Antibodies and Immunodetection Flashcards
(33 cards)
What methods in imumunodetection can be used to detect protein?
Immuno dot blots, western analysis, immunocytochemistry and immunoprecipitation.
What method can be used in vivo to detect protein/DNA interactions in vivo?
Chromatin precipitation
What method can be used to detect the rate of synthesis?
Pulse chase
What method can be used to measure synthesis in vitro?
Wheat germ extract and GST pull down experiments
What is the difference between polyclonal and monoclonal antibodies?
Polyclonal are a population of antibodies that recognise different regions and have different affinities for your protein whereas monoclonal is a single antibody species produced using a clonal cell line called a hybridoma.
How are monoclonal antibodies produced?
Immunisation of a mouse using an antigen, the immune cells are then isolated as antibody-forming cells and fused with tumour cells to form a hybridoma. The hybridoma is screened for production of desired antibody and cloned. Monoclonal antibodies are produced through clonal expansion.
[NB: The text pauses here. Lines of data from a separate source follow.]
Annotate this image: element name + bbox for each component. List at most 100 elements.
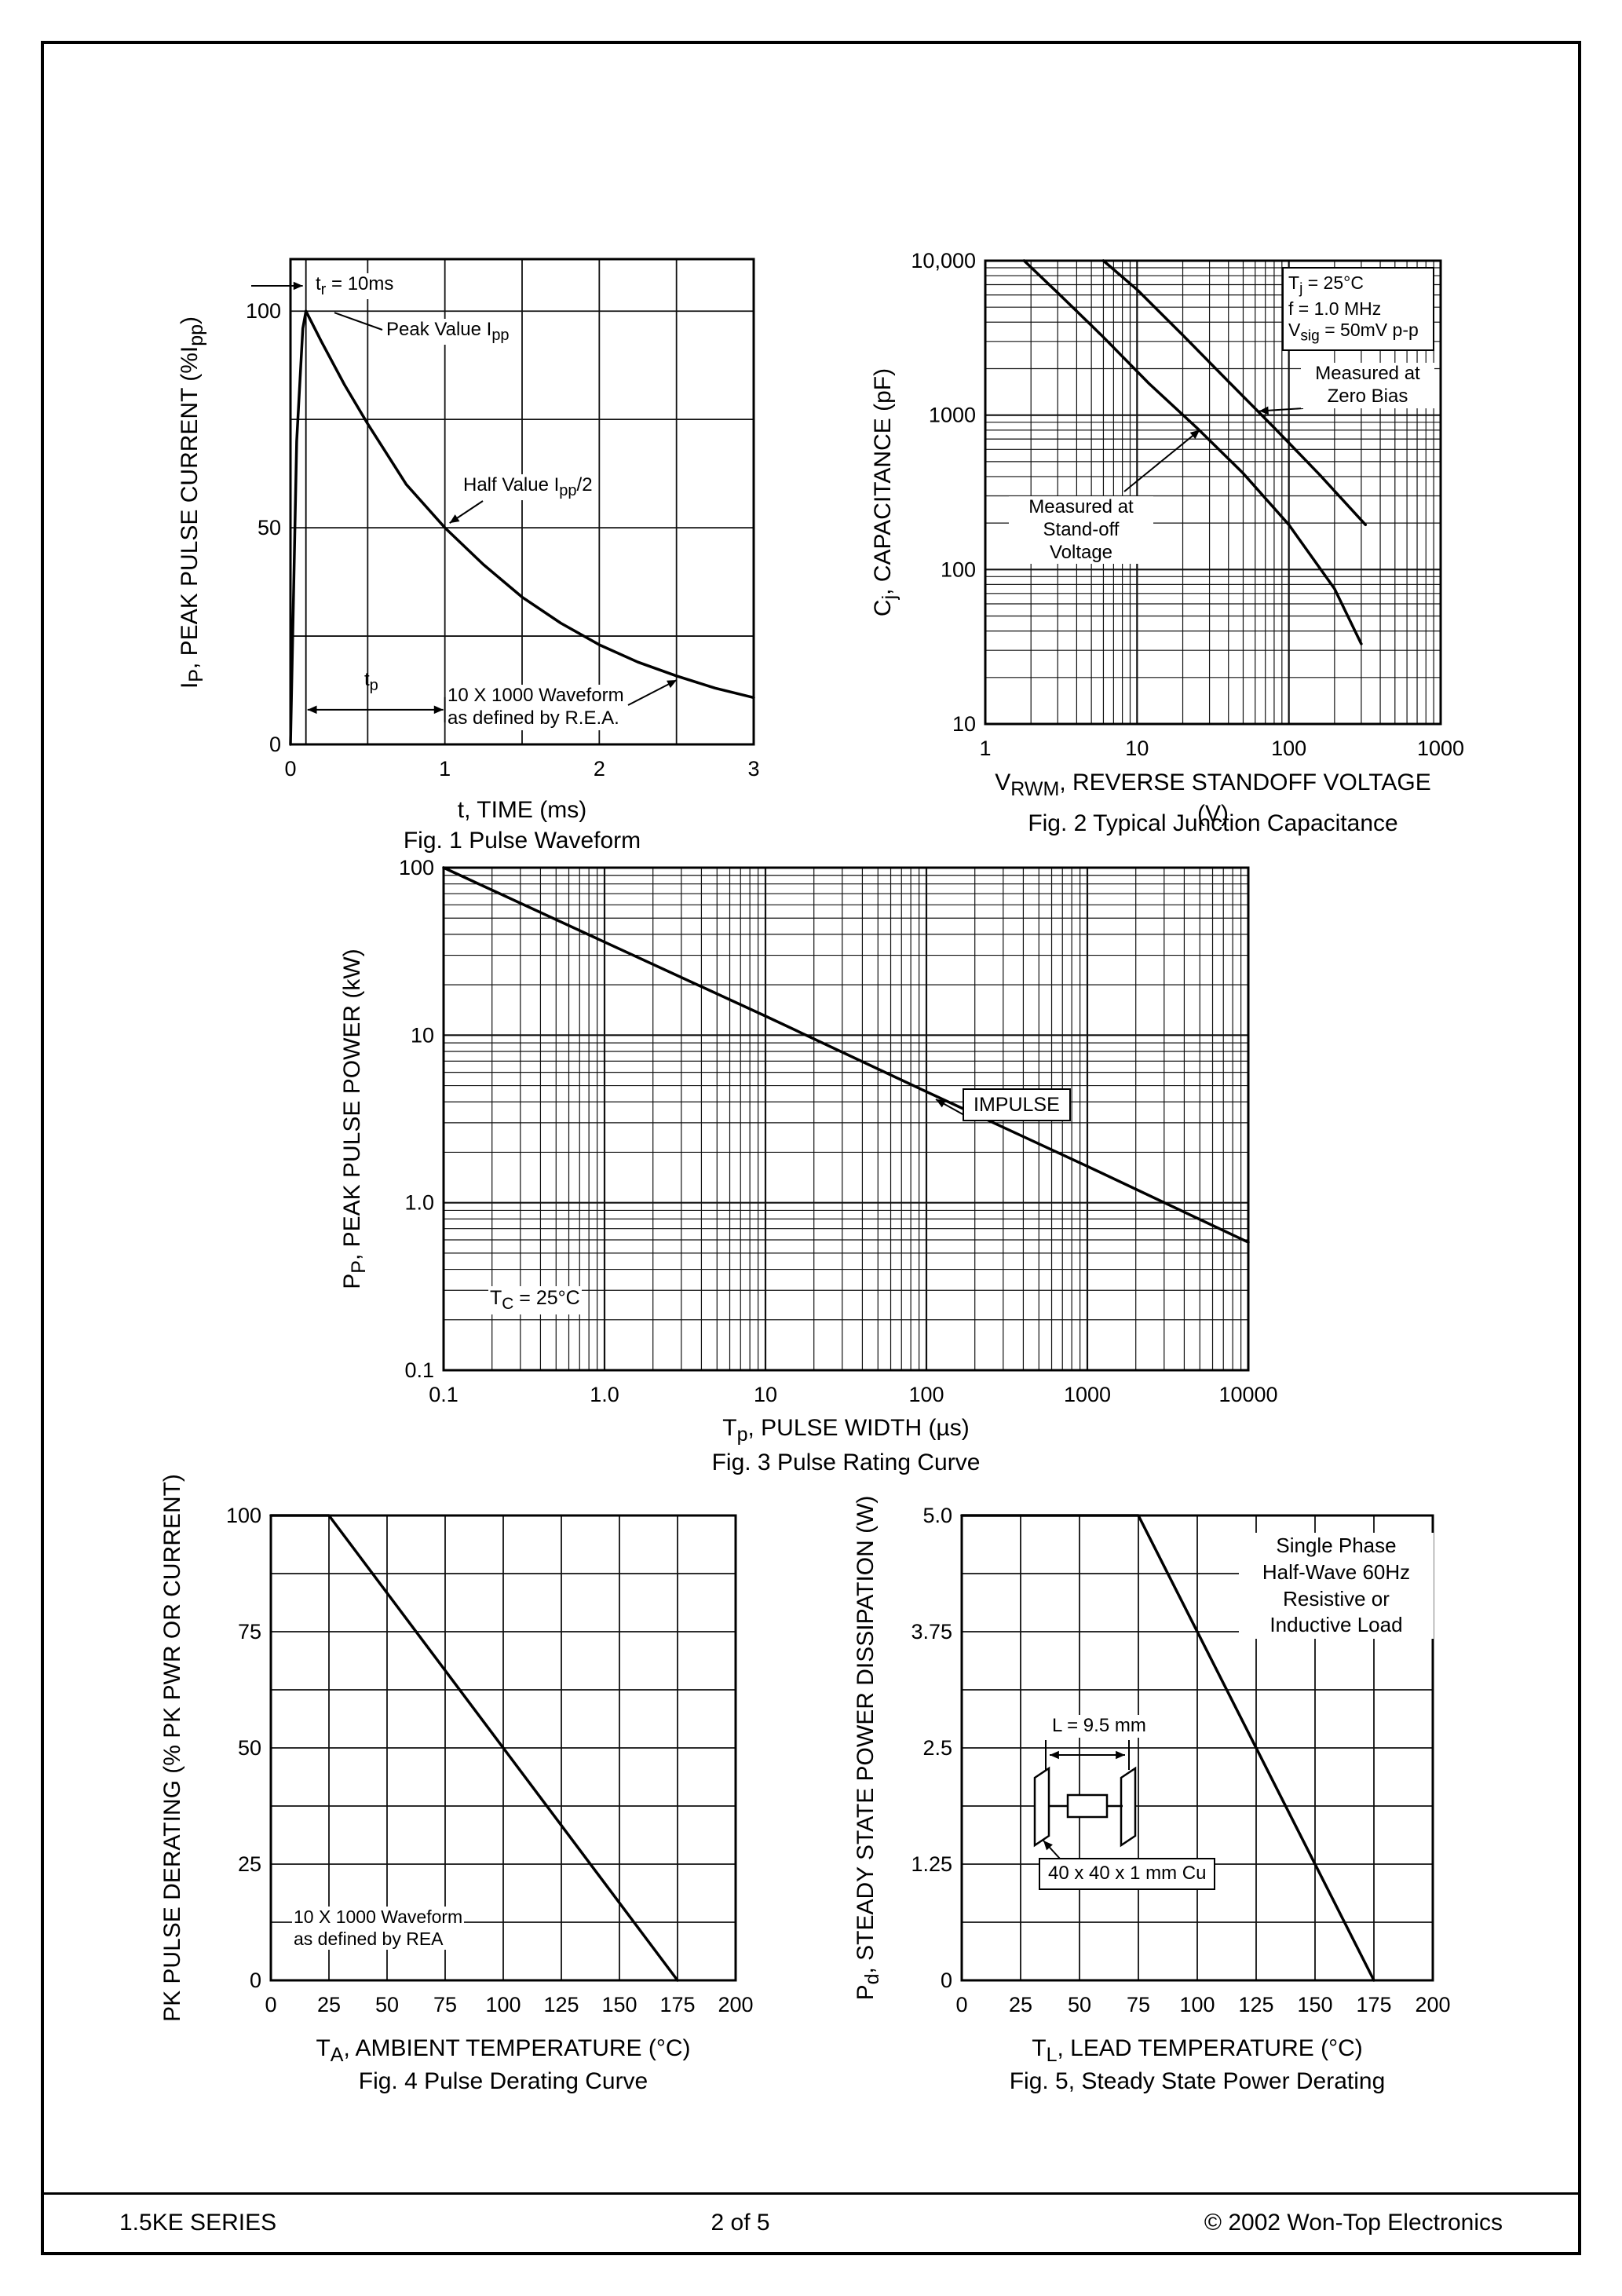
fig1-caption: Fig. 1 Pulse Waveform: [403, 828, 641, 854]
fig5-y-axis-label: Pd, STEADY STATE POWER DISSIPATION (W): [853, 1495, 883, 2001]
svg-text:100: 100: [1271, 737, 1306, 760]
svg-text:0.1: 0.1: [429, 1383, 458, 1406]
svg-text:0: 0: [250, 1969, 261, 1992]
fig1-y-axis-label: IP, PEAK PULSE CURRENT (%Ipp): [177, 316, 207, 689]
footer-copyright: © 2002 Won-Top Electronics: [1204, 2210, 1503, 2236]
svg-text:100: 100: [941, 558, 976, 581]
fig1-x-axis-label: t, TIME (ms): [457, 797, 587, 823]
fig4-y-axis-label: PK PULSE DERATING (% PK PWR OR CURRENT): [159, 1474, 185, 2022]
page-footer: 1.5KE SERIES 2 of 5 © 2002 Won-Top Elect…: [41, 2210, 1581, 2236]
svg-text:100: 100: [246, 299, 281, 323]
svg-text:5.0: 5.0: [922, 1504, 952, 1527]
svg-text:25: 25: [317, 1993, 341, 2016]
svg-text:150: 150: [601, 1993, 637, 2016]
svg-text:125: 125: [543, 1993, 579, 2016]
svg-text:100: 100: [399, 856, 434, 879]
fig5-caption: Fig. 5, Steady State Power Derating: [1009, 2068, 1386, 2094]
svg-text:0: 0: [265, 1993, 276, 2016]
svg-text:1000: 1000: [1064, 1383, 1111, 1406]
fig3-x-axis-label: Tp, PULSE WIDTH (µs): [722, 1415, 970, 1446]
fig2-y-axis-label: Cj, CAPACITANCE (pF): [870, 367, 901, 617]
fig1-annotation-waveform-note: 10 X 1000 Waveform as defined by R.E.A.: [446, 685, 626, 730]
svg-text:10000: 10000: [1218, 1383, 1277, 1406]
fig5-x-axis-label: TL, LEAD TEMPERATURE (°C): [1032, 2035, 1363, 2066]
fig3-plot-canvas: 0.1 1.0 10 100 1000 10000 0.1 1.0 10 100: [399, 856, 1278, 1406]
fig2-annotation-zero-bias: Measured at Zero Bias: [1301, 363, 1434, 408]
fig3-caption: Fig. 3 Pulse Rating Curve: [711, 1450, 981, 1475]
svg-text:0: 0: [269, 733, 281, 756]
svg-text:2: 2: [594, 757, 605, 781]
svg-text:3: 3: [747, 757, 759, 781]
svg-text:0: 0: [941, 1969, 952, 1992]
svg-text:1000: 1000: [1417, 737, 1464, 760]
svg-text:100: 100: [1179, 1993, 1215, 2016]
fig5-annotation-copper-pad: 40 x 40 x 1 mm Cu: [1039, 1858, 1216, 1890]
svg-text:25: 25: [238, 1852, 261, 1876]
svg-text:200: 200: [718, 1993, 753, 2016]
fig4-caption: Fig. 4 Pulse Derating Curve: [358, 2068, 648, 2094]
fig5-steady-state-power-derating-chart: 0 25 50 75 100 125 150 175 200 0 1.25 2.5 3.75 5.0 Pd…: [816, 1476, 1586, 2104]
fig2-caption: Fig. 2 Typical Junction Capacitance: [1028, 810, 1398, 836]
svg-text:50: 50: [1068, 1993, 1091, 2016]
fig3-y-axis-label: PP, PEAK PULSE POWER (kW): [339, 949, 370, 1289]
fig1-annotation-peak-value: Peak Value Ipp: [385, 319, 511, 345]
fig1-pulse-waveform-chart: 0 1 2 3 0 50 100 IP, PEAK PULSE CURRENT (%Ipp)…: [126, 220, 871, 854]
svg-text:2.5: 2.5: [922, 1736, 952, 1760]
svg-text:75: 75: [1127, 1993, 1150, 2016]
svg-text:1.0: 1.0: [404, 1191, 434, 1215]
footer-divider: [42, 2192, 1580, 2195]
svg-text:10,000: 10,000: [911, 249, 976, 272]
fig4-pulse-derating-chart: 0 25 50 75 100 125 150 175 200 0 25 50 75 100 PK PULS…: [110, 1474, 816, 2104]
fig2-test-conditions-box: Tj = 25°C f = 1.0 MHz Vsig = 50mV p-p: [1282, 267, 1434, 351]
svg-text:1: 1: [979, 737, 991, 760]
fig2-condition-frequency: f = 1.0 MHz: [1288, 298, 1382, 319]
svg-text:50: 50: [238, 1736, 261, 1760]
svg-text:1.25: 1.25: [911, 1852, 952, 1876]
svg-text:0: 0: [955, 1993, 967, 2016]
footer-series-name: 1.5KE SERIES: [119, 2210, 277, 2236]
svg-text:10: 10: [952, 712, 976, 736]
fig1-annotation-half-value: Half Value Ipp/2: [462, 474, 594, 500]
fig3-pulse-rating-chart: 0.1 1.0 10 100 1000 10000 0.1 1.0 10 100 PP, PEAK…: [314, 832, 1335, 1475]
svg-text:200: 200: [1415, 1993, 1450, 2016]
svg-text:100: 100: [908, 1383, 944, 1406]
fig5-annotation-load-conditions: Single Phase Half-Wave 60Hz Resistive or In…: [1239, 1533, 1434, 1640]
svg-text:25: 25: [1009, 1993, 1032, 2016]
svg-text:75: 75: [433, 1993, 457, 2016]
svg-text:50: 50: [258, 516, 281, 539]
svg-text:3.75: 3.75: [911, 1620, 952, 1643]
svg-text:1: 1: [439, 757, 451, 781]
fig1-annotation-rise-time: tr = 10ms: [314, 273, 396, 299]
fig3-annotation-impulse: IMPULSE: [963, 1088, 1071, 1121]
fig2-x-axis-label: VRWM, REVERSE STANDOFF VOLTAGE (V): [995, 770, 1431, 827]
document-frame: [41, 41, 1581, 2255]
svg-text:0.1: 0.1: [404, 1358, 434, 1382]
svg-text:10: 10: [1125, 737, 1149, 760]
footer-page-number: 2 of 5: [711, 2210, 770, 2236]
svg-text:175: 175: [659, 1993, 695, 2016]
svg-text:100: 100: [226, 1504, 261, 1527]
fig2-junction-capacitance-chart: 1 10 100 1000 10 100 1000 10,000 Cj, CAPACITANC…: [848, 220, 1586, 848]
svg-text:1000: 1000: [929, 404, 976, 427]
svg-text:50: 50: [375, 1993, 399, 2016]
svg-text:125: 125: [1238, 1993, 1273, 2016]
fig2-condition-vsig: Vsig = 50mV p-p: [1288, 320, 1419, 345]
svg-text:75: 75: [238, 1620, 261, 1643]
fig3-annotation-case-temperature: TC = 25°C: [488, 1286, 582, 1314]
svg-text:150: 150: [1297, 1993, 1332, 2016]
svg-text:0: 0: [284, 757, 296, 781]
fig5-plot-canvas: 0 25 50 75 100 125 150 175 200 0 1.25 2.5 3.75 5.0: [911, 1504, 1450, 2016]
svg-text:10: 10: [754, 1383, 777, 1406]
svg-text:1.0: 1.0: [590, 1383, 619, 1406]
fig1-plot-canvas: 0 1 2 3 0 50 100: [246, 258, 760, 781]
fig1-annotation-pulse-width: tp: [364, 669, 378, 694]
fig4-plot-canvas: 0 25 50 75 100 125 150 175 200 0 25 50 75 100: [226, 1504, 754, 2016]
svg-text:175: 175: [1356, 1993, 1391, 2016]
svg-text:10: 10: [411, 1023, 434, 1047]
fig4-x-axis-label: TA, AMBIENT TEMPERATURE (°C): [316, 2035, 691, 2066]
fig5-annotation-lead-length: L = 9.5 mm: [1050, 1715, 1148, 1738]
fig2-annotation-standoff-voltage: Measured at Stand-off Voltage: [1009, 496, 1153, 565]
fig4-annotation-waveform-note: 10 X 1000 Waveform as defined by REA: [292, 1907, 465, 1951]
What methods are their to directly label antibodies?
Radioactively or fluorescently
What are the advantages of directly labelling antibodies?
Convenient and simple
What are the disadvantages of directly labelling antibodies?
Health risk, potentially poor signal and can be costly.
What methods are their to indirectly label antibodies?
Use a secondary antibody that recognises the constant region of a primary antibody, the secondary anybody is usually linked to a fluorophor such as FITC (green), rhodamine (red) or enzyme.
What enzymes can be linked to the secondary antibody in indirect labelling?
Horseradish peroxidase and alkaline phosphatase.
What are the advantages of indirectly labelling antibodies?
Can amplify a signal, therefore very sensitive, can use the same secondary antibody with multiple primary antibodies, therefore cost effective.
What are the disadvantages of indirectly labelling antibodies?
Have to perform two rounds of detection in protocol.
How are immuno dot blots carried out?
Protein extract is spotted on a nitrocellulose membrane and it is analysed using an antibody.
Describe the steps in performing a western blot?
1) Extract protein form cells/tissues and carry out electrophoresis- separation based on size.
2) Transfer to nitrocellulose membrane
3) Calculate Mr from distance moved
4) Incubate with specific antibody, wash off
5) Visualise where the antibody was using, most commonly, secondary antibody.
What is used in SDS PAGE and why?
Negatively charged SDS to keep the protein denatured and eliminate the intrinsic charge to allow the protein to migrate through the gel solely by charge. Add beta-mercaptoethanol or dithiothreitol to keep the protein denatured and remove disulphides bridges between cysteine residues.
How is the nitrocellulose membrane first prepared?
It is blocked, to prevent non-specific binding to the membrane, by any cheap protein eg. Milk marvel powder
How accurate is it calculating Mr from migration through and SDS PAGE?
Glycosylated proteins show larger Mr due to bulkiness but otherwise accurate.
What is the most popular method of detection using secondary antibody?
Horse radish peroxidase.
How does horse radish peroxidase work?
Catalyses the release of light upon the reaction with luminol/H2O2 and can be used to determine where the antibody is bound.
What are protein A and G?
Protein G is a cell wall protein isolated from Type G Streptococci and protein A is derived from Staph A. Both bind in the constant region of IgG with high affinity and can be used to facilitate the purification and recover of either poly or monoclonal antibodies.
What can protein A and G be linked to?
Agarose, magnetic beads and solid supports.
Describe the steps of immunoprecipitation?
1) Add antibody to cell lysate
2) Add protein G agarose
3) Spin to precipitate
4) Remove supernatant
5) Elute with SDS
What are the uses of immunoprecipitation?
To look at proteins expressed at low levels, post translational modifications, to identify components of protein complexes and to identify whether protein interact.